Quando stamattina sono arrivato a Napoli ho trovato una città stanca. Facce spente con andamento lento; passi dati con il solito sforzo del Lunedì mattina. Strano. Molto strano. Sono giunto all’università e dalla postazione internet ho letto le notizie della mattinata. Proprio allora ho scoperto che in città i festeggiamenti per il passaggio in serie A sono finiti intorno alle 6, un paio di ore prima del mio arrivo. Ed allora mi è apparso tutto chiaro. Non era possibile. Napoli è una città che ha bisogno di urlare la sua gioia. Non è una città facile, anzi. Violenza e miseria sono le protagoniste di una vita che cerca in tutti i modi di assumere i toni della normalità, ma che quasi mai riesce nel suo intento. Così, quelle poche volte che capita, non ci si lascia scappare l’occasione di poter dire a se stesso “sono napoletano e sono contento”. Proprio per questo sostrato di sofferenza la manifestazione di gioia di un napoletano non è mai pacata, tranquilla, modesta. Il napoletano ha bisogno di urlare alla miseria, alla violenza che lui, questa volta, ce l’ha fatta! E allora via a cori, strombettate, fuochi, botti, bagni nelle fontane, striscioni che coprono intere piazze, giri forsennati in auto e in moto, voci rauche, facce rosse e chi più ne ha più ne metta. No, non è la stessa cosa. A Napoli è sempre un po’ diverso rispetto alle altre città. Eppure ieri si sono viste scene che hanno dell’incredibile. Bandiere genoane e napoletane mischiate a piazza De Ferrari. tutti ad esultare. Maglie del genoa anche a Napoli. Un clima di festa vera, sentita. Sembra paradossale ma ieri è arrivata una lezione di civiltà da chi non te lo aspetteresti mai. Sarà per le tonnellate di immondizia per la strada; sarà per l’interminabile lista di morti violente, ma ieri Napoli ha sentito il bisogno di una parentesi, di un momento di serenità. Lo so, non sarebbe stata la stessa cosa se l’epilogo sportivo non fosse stato lo stesso di ieri, ma pare che anche il destino abbia voluto fare la sua parte in questa pagina di storia.
La giornata sportiva La partita era di quelle rischiose. Il Napoli aveva vari dardi a suo favore: il doppio risultato utile, la straordinaria serie delle partite fuori casa, la squadra avversaria gemellata da più di venti anni. Ma per chi il bicchiere lo vede sempre mezzo vuoto il Napoli, ieri, aveva tutto da perdere. La sofferenza non è finita se non al fischio finale delle due partite calde.
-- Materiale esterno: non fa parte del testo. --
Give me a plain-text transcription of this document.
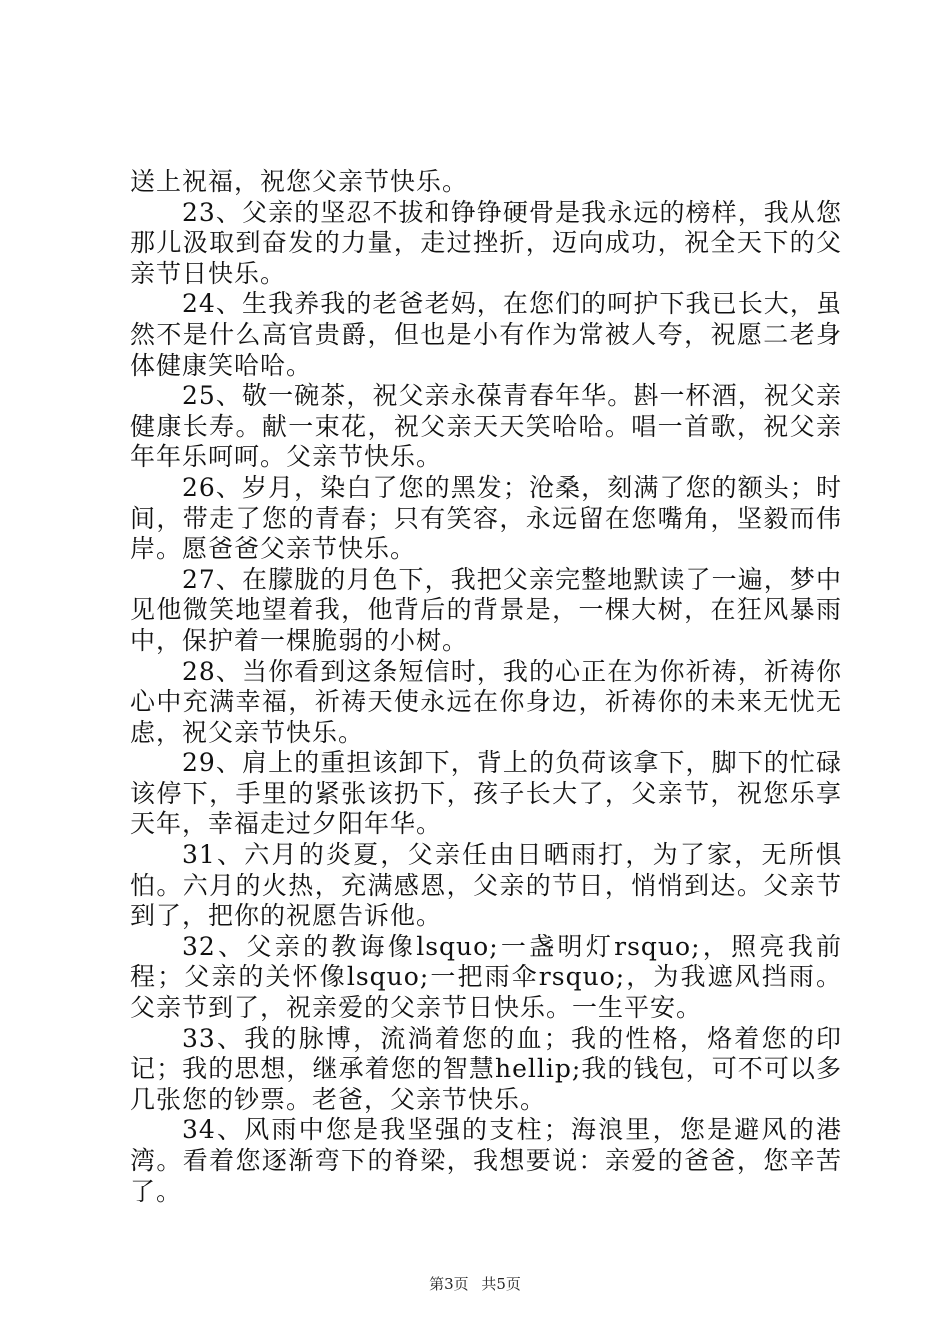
送上祝福，祝您父亲节快乐。

23、父亲的坚忍不拔和铮铮硬骨是我永远的榜样，我从您那儿汲取到奋发的力量，走过挫折，迈向成功，祝全天下的父亲节日快乐。

24、生我养我的老爸老妈，在您们的呵护下我已长大，虽然不是什么高官贵爵，但也是小有作为常被人夸，祝愿二老身体健康笑哈哈。

25、敬一碗茶，祝父亲永葆青春年华。斟一杯酒，祝父亲健康长寿。献一束花，祝父亲天天笑哈哈。唱一首歌，祝父亲年年乐呵呵。父亲节快乐。

26、岁月，染白了您的黑发；沧桑，刻满了您的额头；时间，带走了您的青春；只有笑容，永远留在您嘴角，坚毅而伟岸。愿爸爸父亲节快乐。

27、在朦胧的月色下，我把父亲完整地默读了一遍，梦中见他微笑地望着我，他背后的背景是，一棵大树，在狂风暴雨中，保护着一棵脆弱的小树。

28、当你看到这条短信时，我的心正在为你祈祷，祈祷你心中充满幸福，祈祷天使永远在你身边，祈祷你的未来无忧无虑，祝父亲节快乐。

29、肩上的重担该卸下，背上的负荷该拿下，脚下的忙碌该停下，手里的紧张该扔下，孩子长大了，父亲节，祝您乐享天年，幸福走过夕阳年华。

31、六月的炎夏，父亲任由日晒雨打，为了家，无所惧怕。六月的火热，充满感恩，父亲的节日，悄悄到达。父亲节到了，把你的祝愿告诉他。

32、父亲的教诲像lsquo;一盏明灯rsquo;，照亮我前程；父亲的关怀像lsquo;一把雨伞rsquo;，为我遮风挡雨。父亲节到了，祝亲爱的父亲节日快乐。一生平安。

33、我的脉博，流淌着您的血；我的性格，烙着您的印记；我的思想，继承着您的智慧hellip;我的钱包，可不可以多几张您的钞票。老爸，父亲节快乐。

34、风雨中您是我坚强的支柱；海浪里，您是避风的港湾。看着您逐渐弯下的脊梁，我想要说：亲爱的爸爸，您辛苦了。

第3页 共5页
In campo si sono viste due partite: un primo tempo vero, giocato, con occasioni d’oro da entrambe le parti. Poi un secondo tempo più con l’orecchio alla radio che con il piede sul pallone. Ma questo era ovvio e scontato, e, mi dispiace per chi non lo capisce, non era antisportivo. Era opportunista, certo. Ma perché non è opportunista rubare la palla all’avversario o calciare il pallone in rete dove il portiere non può arrivare? Le premesse per una tragedia sportiva e non c’erano tutte, ma come ho già detto, pare che anche il destino abbia voluto fare la sua parte in questa pagina di storia.
Oggi i napoletani erano un po’ stanchi. Continueranno ad esserlo. Questa è stata solo una pagina di sport e costume. Continueranno ad esserci tonnellate di immondizia per la strada; la camorra continuerà ad uccidere. Ma la gioia sta anche nel fatto che una persona come il presidente De Laurentiis, proprio nel momento in cui avrebbe potuto permettersi di fare proclami populistici e demagogici in mondo visione, è rimasto con i piedi per terra ed a un giornalista che gli chiedeva quale grande acquisto avrebbe regalato al popolo napoletano ha risposto come avrebbe dovuto. Bravo!!